Led Zeppelin DVD

A Garden Tapes special feature
by Eddie Edwards

The Garden Tapes » Led Zeppelin DVD » Menus and extras


previous - Whole Lotta Love | home - The Garden Tapes

Menus and extras

Led Zeppelin DVD is a bit like Walt Disney World. Even when you're not in one of the main theme parks, there's still plenty to keep you thoroughly entertained.

DVD Two opens with a breathtaking montage of footage from the Sydney Showground in Australia, 27th February 1972, set to the soundtrack of Immigrant Song. This is the same version as used on How The West Was Won except that it has a longer drone intro and a closing drone as well.

Led Zeppelin's one and only visit to Iceland is intriguingly documented in the visuals of the Main Menus. The audio accompaniment on DVD One is the Albert Hall Moby Dick but on DVD Two we actually see and hear part of the Dazed and Confused bow solo from the Laugardalsholl in Reykjavik, 22nd June 1970.

The Audio Options Menu on DVD One shows more Iceland footage but the music is Stairway To Heaven from 25th May 1975 as featured in Earls Court on DVD Two.

Other DVD One menus feature Heartbreaker and Thank You from 9th January 1970 as previously mentioned in the Royal Albert Hall analysis.

Playing on the Madison Square Garden Menu on DVD Two is Since I've Been Loving You from the feature itself. This particular segment of the song is from 27th July 1973.

The Earls Court Menu has Earls Court audio from Bron-Y-Aur Stomp but, very deviously, this is from 24th May 1975 unlike the version in the feature itself which is from the 25th. The footage here is from the streets of Belfast on or around 5th March 1971.

After the Earls Court Stairway To Heaven there's a hidden extra that plays only if the Earls Court feature has been selected through the menus. The background audio to this footage is the looped beginning of Kashmir from 4th August 1979 - the version used in the Knebworth feature. There's a similar hidden extra after The Ocean from Madison Square Garden but there's no audio to identify on that one.

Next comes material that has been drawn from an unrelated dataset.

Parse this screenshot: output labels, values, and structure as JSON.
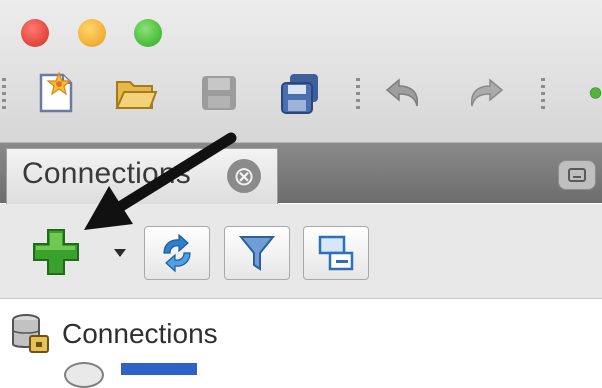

The Knebworth "Intro" featurette is a short film of the camp site and the crowd. The song playing here is Over The Hills and Far Away from New York, 28th July 1973 but in true Garden Tapes fashion it's had a bit of work done on it! An accidentally muted note on the open G string in the guitar introduction at 0:00:25 has been replaced by one that rings with perfect sustain. This is a very much abridged version - as the heavy section crashes in, the first three verses and the central guitar solo have been removed and we jump straight to verses four and five. In these verses, the words "who knows what he's been missing" and "that only leaves you guessing" have been replaced using the vocal track from the 29th. There were no cracks in those vocal parts on the 28th but Robert sang them higher and more powerfully on the 29th, hence the substitutions. I'm going to stick my neck out and say that the aforementioned guitar note came from the corresponding moment in the 29th as well! It seems unlikely that Pagey would have bothered tarting up this extract purely for use as a backdrop to scenes of the great unwashed at Knebworth. It's reasonable to surmise that he created a mix of the whole song but, for one reason or another, it never made it into the Madison Square Garden feature.

The Interviews and Promos Menu is accompanied by a short audio clip from the beginning of Thank You. This song was played at Madison Square Garden on 29th July 1973 and at the LA Forum on 25th June 1972 but this extract is certainly not from either of those versions. In any case, it's clear from just this snippet (which is actually even shorter than it seems as part of it is duplicated) that this is a much earlier version. I'm unable to prove it but can state without hesitation that this is another Albert Hall outtake.

Way down inside the "Down Under 1972" featurette is the Sydney Showground performance of Rock and Roll. The well known television footage from which this was taken also includes a part of Whole Lotta Love plus Let's Have A Party from the medley but these clips haven't made it onto DVD.

Moving down through the options to the Promos Submenu brings us to an interesting place. The audio here is The Song Remains The Same from the 21st June 1977 show at the LA Forum but it's not an unearthed multitrack treasure from the storage vaults - it's from the very famous audience recording that has been released unofficially innumerable times. This little bootleg corner of DVD is supplemented with amateur visuals from the 1977 tour.

Last of all is the DVD Two Audio Options Menu. More amateur footage here - this time from the Seattle Coliseum, 21st March 1975 - accompanied by an audio extract from the middle section of Whole Lotta Love from the last of the Earls Court concerts, 25th May 1975. We hear the dying throes of the Theremin workout followed by a series of riff variations and Crunge lyrics that, in the encore arrangement of the era, preceded the switch to Black Dog.

It would be remiss of me not to mention the names Kevin Shirley and Dick Carruthers. I don't know the exact nature and extent of their input to DVD in relation to the editing described in The Garden Tapes but it goes without saying that they contributed hugely to the DVD project as a whole.

Finally, to Jimmy Page, a simple thank you. With DVD, I'd say you've made almost as many dreams come true as Walt Disney.